March is National Nutrition Month and USDA partners have announced that today is "What's on my Plate?" Day.
For those of you who don't know, there is no more food pyramid. The USDA came out with a plate called, "MyPlate."
Learn more at: http://www.choosemyplate.gov/
Changing the food pyramid to a plate is a fantastic idea. Now people are able to get a good visual of what exactly their plate should look like.
Today, people are encouraged to take a picture of their healthy plate and post it on the USDA's Flikr photo page: http://www.flickr.com/groups/choosemyplate
I'm going to post a picture of my plate on here....carbohydrate count included.
Here's a picture of my dinner plate!
A chicken and vegetable stir fry served over brown rice!
I bolused for about 25g carbohydrates.
What does your plate look like....and how many carbohydrates were in it?
Tuesday, March 6, 2012
Current blood sugar: 236- guess I underestimated that banana I had for breakfast!
This past weekend, I went home to work on a case study and visit one of my best friends at school. She had a bunch of people over her apartment that night to celebrate a roommate's birthday. One person in particular really stuck out to me....mostly because I noticed he had something clipped to his hip and there seemed to be some tubing flapping around. I GOT WAY TOO EXCITED ABOUT THIS.
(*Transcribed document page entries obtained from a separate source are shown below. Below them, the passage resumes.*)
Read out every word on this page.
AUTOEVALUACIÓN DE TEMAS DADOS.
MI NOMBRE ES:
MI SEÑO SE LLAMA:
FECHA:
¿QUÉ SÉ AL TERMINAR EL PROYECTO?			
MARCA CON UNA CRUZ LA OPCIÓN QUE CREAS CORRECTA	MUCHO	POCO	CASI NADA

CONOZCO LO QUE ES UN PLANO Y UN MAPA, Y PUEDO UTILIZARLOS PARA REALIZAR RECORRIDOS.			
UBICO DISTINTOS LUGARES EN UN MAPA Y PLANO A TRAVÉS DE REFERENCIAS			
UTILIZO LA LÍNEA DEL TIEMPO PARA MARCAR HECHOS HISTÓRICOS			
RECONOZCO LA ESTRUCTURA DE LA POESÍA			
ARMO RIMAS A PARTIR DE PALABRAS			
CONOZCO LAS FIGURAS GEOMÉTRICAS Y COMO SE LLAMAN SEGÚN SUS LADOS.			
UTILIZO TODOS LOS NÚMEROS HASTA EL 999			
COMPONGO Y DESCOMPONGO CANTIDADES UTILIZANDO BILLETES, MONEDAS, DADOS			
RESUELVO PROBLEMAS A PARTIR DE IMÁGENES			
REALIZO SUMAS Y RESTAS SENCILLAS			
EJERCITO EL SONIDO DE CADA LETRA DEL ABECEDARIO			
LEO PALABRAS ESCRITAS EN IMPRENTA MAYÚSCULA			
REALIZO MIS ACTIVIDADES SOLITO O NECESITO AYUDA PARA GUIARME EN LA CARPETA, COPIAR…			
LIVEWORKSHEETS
I ran up to him and said, "You have diabetes. Don't you?!"
He confirmed and unclipped the pump from his pocket. I did the same. INSTANT BONDING.
I honestly have not met many other diabetics my age...just a few other counselors I met while working at a diabetes camp. It was so great to be able to talk to someone who knew exactly what I was going through.
We talked for hours about experiences with evil doorknobs (if you wear a pump, you know exactly what I'm talking about), what glucometers we use, favorite low snacks, recent A1cs, our diagnosis stories, among otheer things. I hope that we can keep in contact!
That night made me realize how valuable diabetes camp is for children. I wasn't diagnosed until I was 13 and never went to camp until I was a counselor years later. Going to camp allows children with diabetes to connect with other diabetics who are dealing with the same struggles they are. It's awesome if they keep in contact with these people throughout their lives. If you or your child have not experienced camp...I strongly suggest it. It is so awesome for these kids to be able to connect with other diabetics!
I am so, so excited to return to camp this summer!